WYKEN ABBEY(ca. zwei Kilometer nördlich des Dorfes; weitläufiges Gelände)
Das Kloster wurde 1257 von Isabella de Morlaix gegründet, Erbin, Cousine und Freundin von Winifride of Ely (s. d.). Sehr zum Ärger ihrer einflussreichen Familie weigerte sich Isabella, die Ehe einzugehen, und verschrieb sich ganz der Religion: Im Jahre 1258 wurde sie im zarten Alter von zweiundzwanzig Jahren erste Äbtissin der Wyken Abbey. Die Abtei, die unter dem Protektorat des Klosters von Deepden stand, blühte und gedieh bis ins 15. Jahrhundert und verlor dann an Einfluss. Zur Zeit des Act of Suppression lebten kaum mehr ein Dutzend Nonnen dort; sie verließen das Kloster schließlich im Jahre 1538. Das Land wurde von der Krone beschlagnahmt und Sir Gervase Mortland, einem Gefolgsmann Heinrichs VIII., übereignet, für seine Verdienste bei der grausamen Niederschlagung der Pilgrimage of Grace; große Teile der Abtei wurden später zerstört. Die verbliebenen Gebäude wurden vorübergehend von Bauern bewohnt, Mitte des 19. Jahrhunderts jedoch verlassen. Im Jahre 1919 wurde die Abtei von Henry Mortland von Elde Hall (s. d.) bei Framingham vor dem Verfall bewahrt und restauriert.

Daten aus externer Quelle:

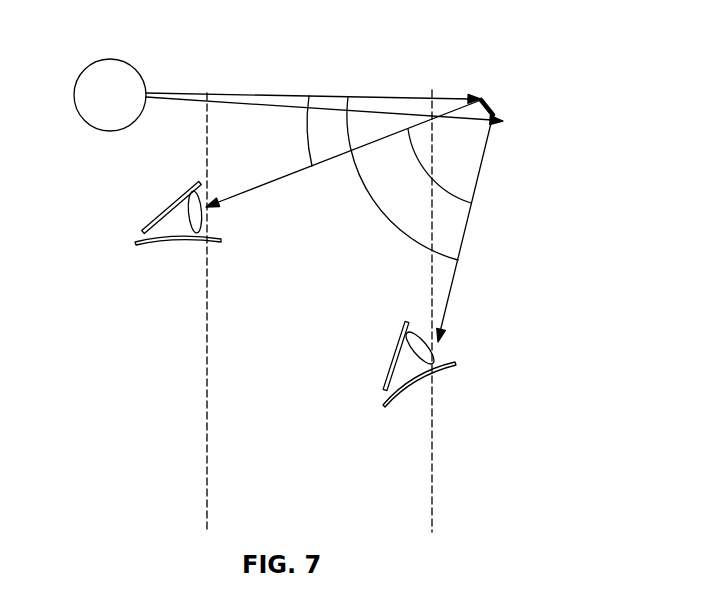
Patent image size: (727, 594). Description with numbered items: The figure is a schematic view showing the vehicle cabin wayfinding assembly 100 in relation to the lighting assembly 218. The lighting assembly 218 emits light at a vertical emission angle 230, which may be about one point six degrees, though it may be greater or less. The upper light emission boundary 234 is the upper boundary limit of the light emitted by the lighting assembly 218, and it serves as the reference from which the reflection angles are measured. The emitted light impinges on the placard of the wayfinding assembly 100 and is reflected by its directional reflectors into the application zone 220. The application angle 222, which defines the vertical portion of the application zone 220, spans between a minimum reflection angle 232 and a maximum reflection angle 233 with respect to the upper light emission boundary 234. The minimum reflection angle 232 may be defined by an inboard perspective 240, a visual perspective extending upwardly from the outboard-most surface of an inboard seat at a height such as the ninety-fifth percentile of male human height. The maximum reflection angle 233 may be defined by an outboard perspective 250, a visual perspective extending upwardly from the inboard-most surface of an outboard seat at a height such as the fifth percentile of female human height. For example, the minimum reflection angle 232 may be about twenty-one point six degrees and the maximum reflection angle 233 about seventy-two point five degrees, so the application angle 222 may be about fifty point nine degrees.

The lighting assembly 218 is at (115, 77).
The upper light emission boundary 234 is at (330, 97).
The vertical emission angle 230 is at (385, 110).
The vehicle cabin wayfinding assembly 100 is at (492, 108).
The application zone 220 is at (308, 268).
The minimum reflection angle 232 is at (308, 137).
The maximum reflection angle 233 is at (383, 218).
The application angle 222 is at (442, 182).
The inboard perspective 240 is at (175, 243).
The outboard perspective 250 is at (435, 365).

(Einige Teile des mittelalterlichen Klostergebäudes in gut erhaltenem Zustand; andere stark zerstört oder durch unsensible und unfachgemäße Anbauten und Umbauten beeinträchtigt. Erhalten geblieben sind Kreuzgang, Refektorium und Teile der Marienkapelle aus dem 13. Jahrhundert. Der Graben entlang der Mauer, die das Gelände umgab, wurde trockengelegt. Das Hagioskop [ca. 1450} ist sehenswert und das einzige seiner Art im Lande; die Gründe für den Bau der Anlage, die nicht religiösen Zwecken diente, sind unbekannt. Der unterirdische Gang zwischen Klostergebäude und einem kleinen Bauwerk im nahe gelegenen Nun Wood wird in Dokumenten des Bistums aus dem 15. Jahrhundert erwähnt, sorgte jedoch in kirchlichen Kreisen für Kontroversen, weshalb man den Eingang abriss. Die Grundrisse des Baus sind noch erkennbar, doch dessen ursprünglicher Zweck – er diente eventuell der Kontemplation – konnte nie geklärt werden.)
Gegenwärtig befindet sich das Anwesen im Privatbesitz von Mr H. G. Mortland. Der Öffentlichkeit nicht zugänglich.
The King’s England Guides, Bd. VI: Suffolk (überarbeitet); K. M. James, 1938
Gott hat mir den Weg zu diesem Ort gewiesen. Als ich ihn erblickte, erkannte ich, dass er heilig war. Ich war erschöpft von der Reise, doch ich stieg vom Pferd und küsste die Erde. Die Steinmetze werden an Mariä Verkündigung mit der Arbeit beginnen. Ich habe den Lohn für ein halbes Jahr im Voraus bezahlt. Sagt mir, Herzensschwester, war das unklug von mir?
Briefe von Isabella de Morlaix an Winifride of Ely, 1257–1301; herausgegeben und aus dem Lateinischen übertragen von V. B. S. Taylor, 1913
Bei unserem ersten Aufenthalt in der Abtei regnete es fünf Tage lang von früh bis spät. Man hatte mich schon gewarnt, dass so etwas in England im Sommer und im Winter vorkommen kann, aber ich hatte es nicht glauben wollen. Jeden Morgen hockten wir stumm beim Frühstück. Großvater versteckte sich hinter seiner Zeitung, meine Schwestern blickten auf ihre Teller, und meine Mutter starrte Löcher in die Luft. Mich hatte man auf drei Kissen gesetzt, damit ich an mein Essen heranreichte. Die Welt vor dem Fenster war nass und todtraurig.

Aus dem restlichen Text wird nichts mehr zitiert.